Et les peuples ayant applaudi, le législateur dit: «Afin de procéder avec ordre et sans confusion, laissez dans l'arène, en avant de l'autel de l'union et de la paix, un spacieux demi-cercle libre; et que chaque système de religion, chaque secte élevant un étendard propre et distinctif, vienne le planter aux bords de la circonférence; que ses chefs et ses docteurs se placent autour, et que leurs sectateurs se placent à la suite sur une même ligne.»
Et le demi-cercle ayant été tracé et l'ordre publié, à l'instant il s'éleva une multitude innombrable d'étendards de toutes couleurs et de toutes formes; tel qu'en un port fréquenté de cent nations commerçantes, l'on voit aux jours de fêtes des milliers de pavillons et de flammes flotter sur une forêt de mâts. Et à l'aspect de cette diversité prodigieuse, me tournant vers le Génie: Je croyais, lui dis-je, que la terre n'était divisée qu'en huit ou dix systèmes de croyance, et je désespérais de toute conciliation: maintenant que je vois des milliers de partis différents, comment espérer la concorde?... Et cependant, me dit-il, ils n'y sont pas encore tous: et ils veulent être intolérants!...

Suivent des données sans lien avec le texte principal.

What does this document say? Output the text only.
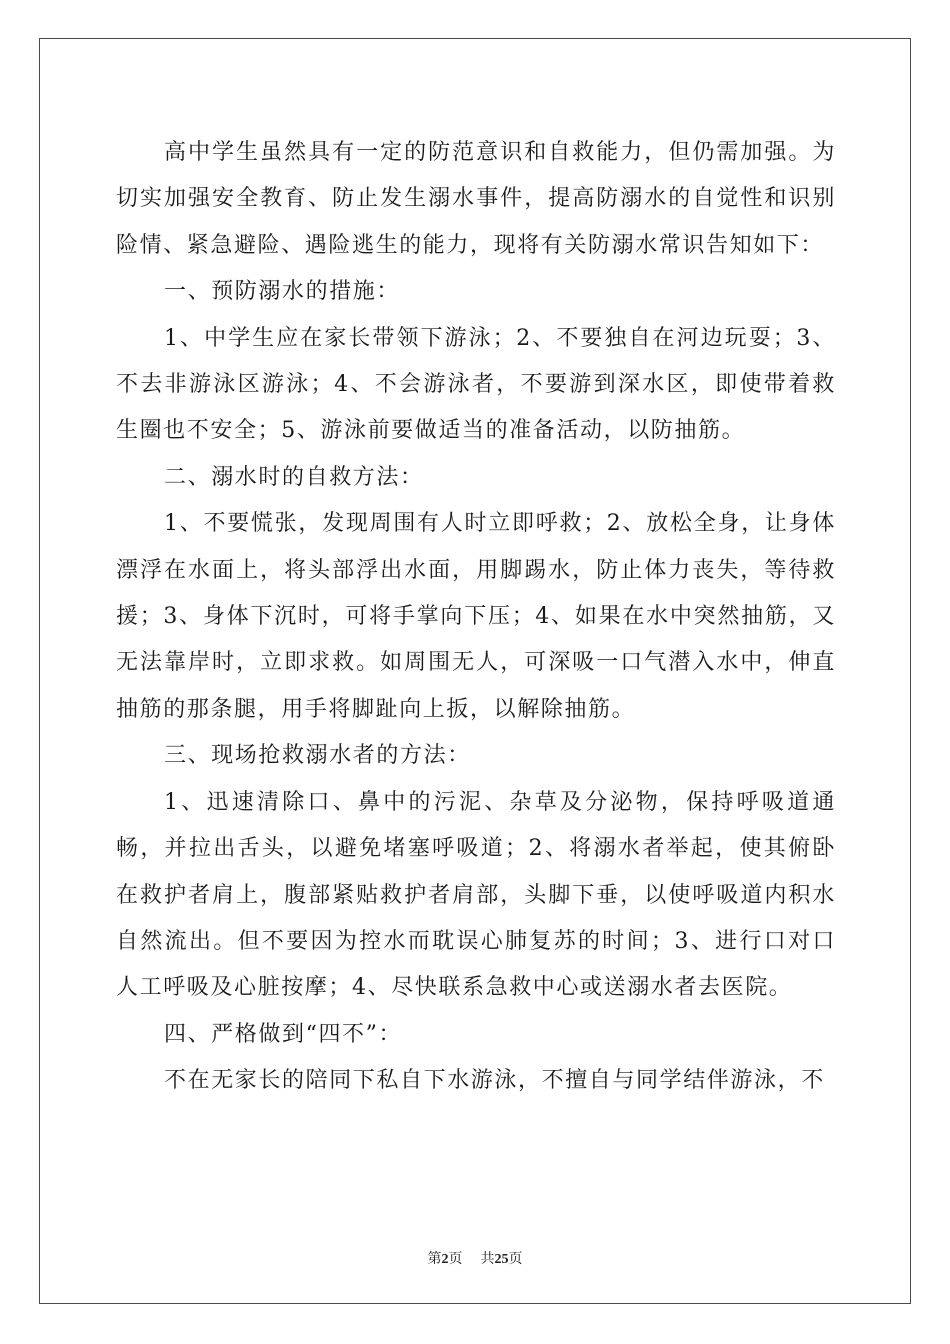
高中学生虽然具有一定的防范意识和自救能力，但仍需加强。为切实加强安全教育、防止发生溺水事件，提高防溺水的自觉性和识别险情、紧急避险、遇险逃生的能力，现将有关防溺水常识告知如下：

一、预防溺水的措施：

1、中学生应在家长带领下游泳；2、不要独自在河边玩耍；3、不去非游泳区游泳；4、不会游泳者，不要游到深水区，即使带着救生圈也不安全；5、游泳前要做适当的准备活动，以防抽筋。

二、溺水时的自救方法：

1、不要慌张，发现周围有人时立即呼救；2、放松全身，让身体漂浮在水面上，将头部浮出水面，用脚踢水，防止体力丧失，等待救援；3、身体下沉时，可将手掌向下压；4、如果在水中突然抽筋，又无法靠岸时，立即求救。如周围无人，可深吸一口气潜入水中，伸直抽筋的那条腿，用手将脚趾向上扳，以解除抽筋。

三、现场抢救溺水者的方法：

1、迅速清除口、鼻中的污泥、杂草及分泌物，保持呼吸道通畅，并拉出舌头，以避免堵塞呼吸道；2、将溺水者举起，使其俯卧在救护者肩上，腹部紧贴救护者肩部，头脚下垂，以使呼吸道内积水自然流出。但不要因为控水而耽误心肺复苏的时间；3、进行口对口人工呼吸及心脏按摩；4、尽快联系急救中心或送溺水者去医院。

四、严格做到“四不”：

不在无家长的陪同下私自下水游泳，不擅自与同学结伴游泳，不

第2页 共25页
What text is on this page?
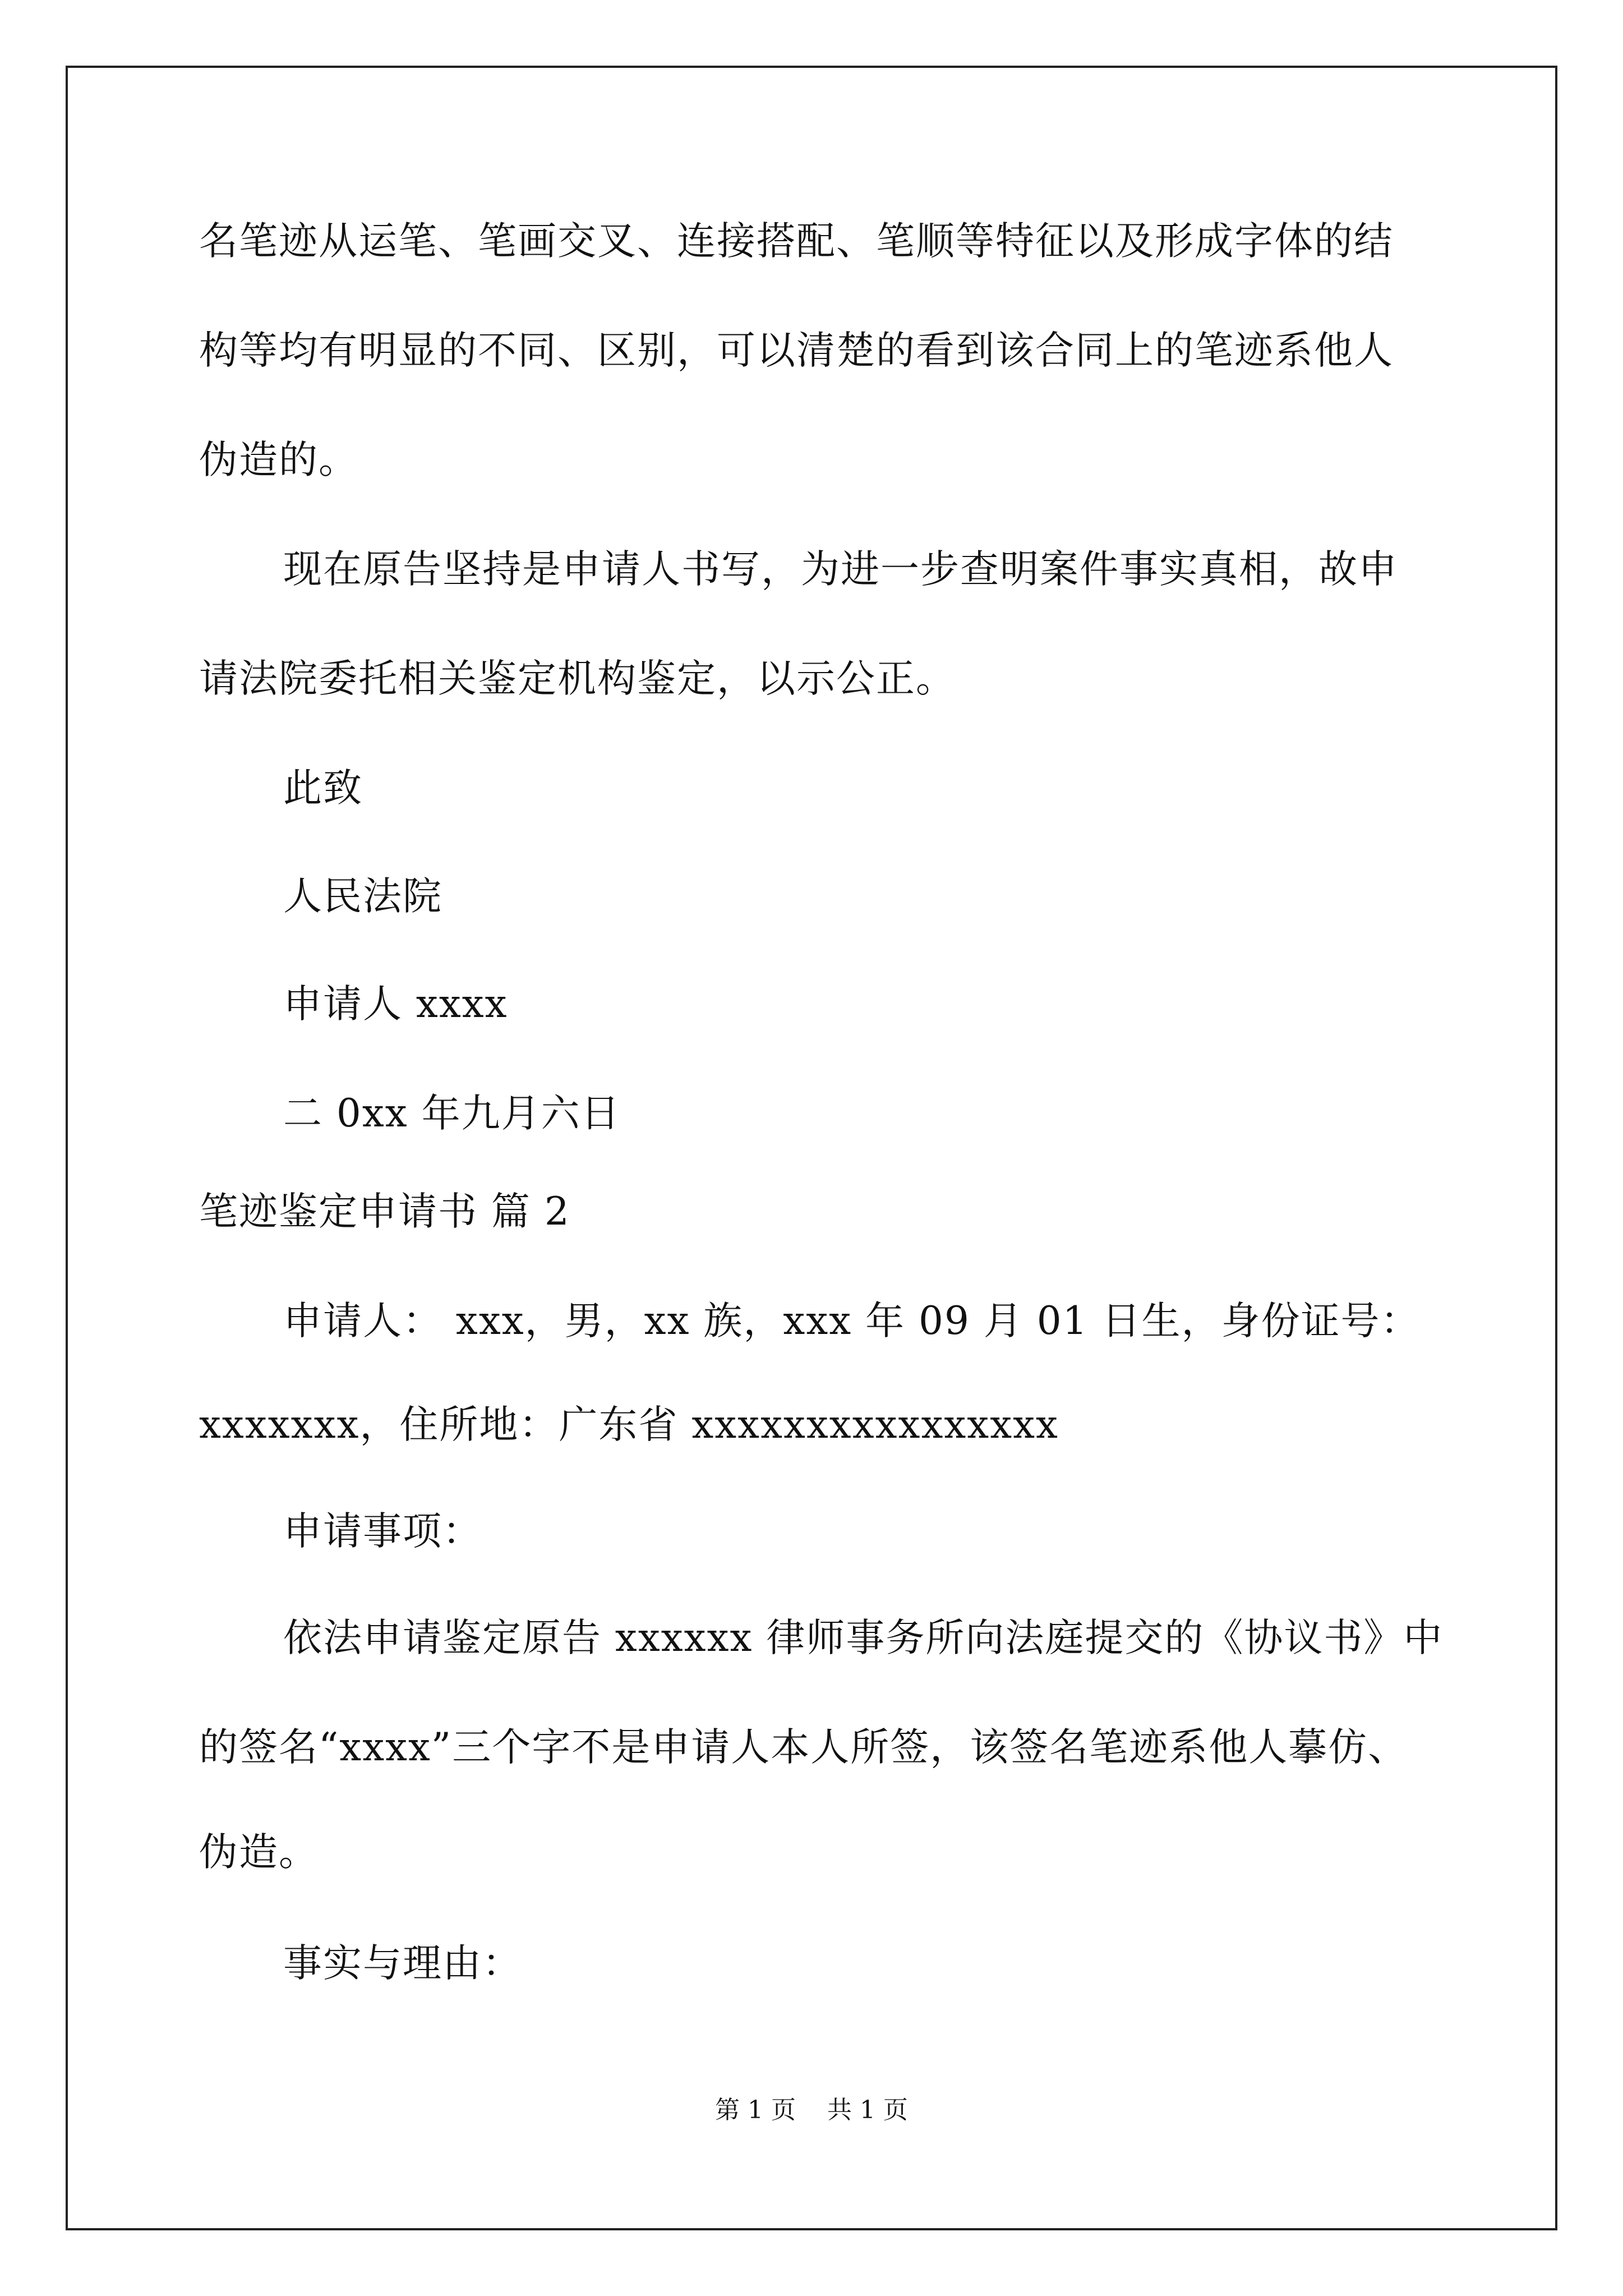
名笔迹从运笔、笔画交叉、连接搭配、笔顺等特征以及形成字体的结
构等均有明显的不同、区别，可以清楚的看到该合同上的笔迹系他人
伪造的。
现在原告坚持是申请人书写，为进一步查明案件事实真相，故申
请法院委托相关鉴定机构鉴定，以示公正。
此致
人民法院
申请人 xxxx
二 0xx 年九月六日
笔迹鉴定申请书 篇 2
申请人： xxx，男，xx 族，xxx 年 09 月 01 日生，身份证号：
xxxxxxx，住所地：广东省 xxxxxxxxxxxxxxxx
申请事项：
依法申请鉴定原告 xxxxxx 律师事务所向法庭提交的《协议书》中
的签名“xxxx”三个字不是申请人本人所签，该签名笔迹系他人摹仿、
伪造。
事实与理由：
第 1 页    共 1 页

Et à mesure que les groupes vinrent se placer, me faisant remarquer les symboles et les attributs de chacun, il commença de m'expliquer leurs caractères en ces mots:
«Ce premier groupe, me dit-il, formé d'étendards verts, qui portent un croissant, un bandeau et un sabre, est celui des sectateurs du prophète arabe. Dire qu'il y a un Dieu (sans savoir ce qu'il est), croire aux paroles d'un homme (sans entendre sa langue), aller dans un désert prier Dieu (qui est partout), laver ses mains d'eau (et ne pas s'abstenir de sang), jeûner le jour (et manger de nuit), donner l'aumône de son bien (et ravir celui d'autrui): tels sont les moyens de perfection institués par Mahomet, tels sont les cris de ralliement de ses fidèles croyants. Quiconque n'y répond pas est un réprouvé, frappé d'anathème et dévoué au glaive. Un Dieu clément, auteur de la vie, a donné ces lois d'oppression et de meurtre: il les a faites pour tout l'univers, quoiqu'il ne les ait révélées qu'à un homme: il les a établies de toute éternité, quoiqu'il ne les ait publiées que d'hier: elles suffisent à tous les besoins, et cependant il y a joint un volume: ce volume devait répandre la lumière, montrer l'évidence, amener la perfection, le bonheur; et cependant, du vivant même de l'apôtre, ses pages offrant à chaque phrase des sens obscurs, ambigus, contraires, il a fallu l'expliquer, le commenter; et ses interprètes, divisés d'opinions, se sont partagés en sectes opposées et ennemies. L'une soutient qu'Ali est le vrai successeur; l'autre défend Omar et Aboubekre: celle-ci nie l'éternité du Qôran, celle-là la nécessité des ablutions, des prières: le Carmate proscrit le pèlerinage et permet le vin; le Hakemite prêche la transmigration des ames: ainsi jusqu'au nombre de soixante-douze partis, dont tu peux compter les enseignes. Dans cette opposition, chacun s'attribuant exclusivement l'évidence, et taxant les autres d'hérésie, de rébellion, a tourné contre tous son apostolat sanguinaire. Et cette religion qui célèbre un Dieu clément et miséricordieux, auteur et père commun de tous les hommes, devenue un flambeau de discorde, un motif de meurtre et de guerre, n'a cessé depuis douze cents ans d'inonder la terre de sang, et de répandre le ravage et le désordre d'un bout à l'autre de l'ancien hémisphère.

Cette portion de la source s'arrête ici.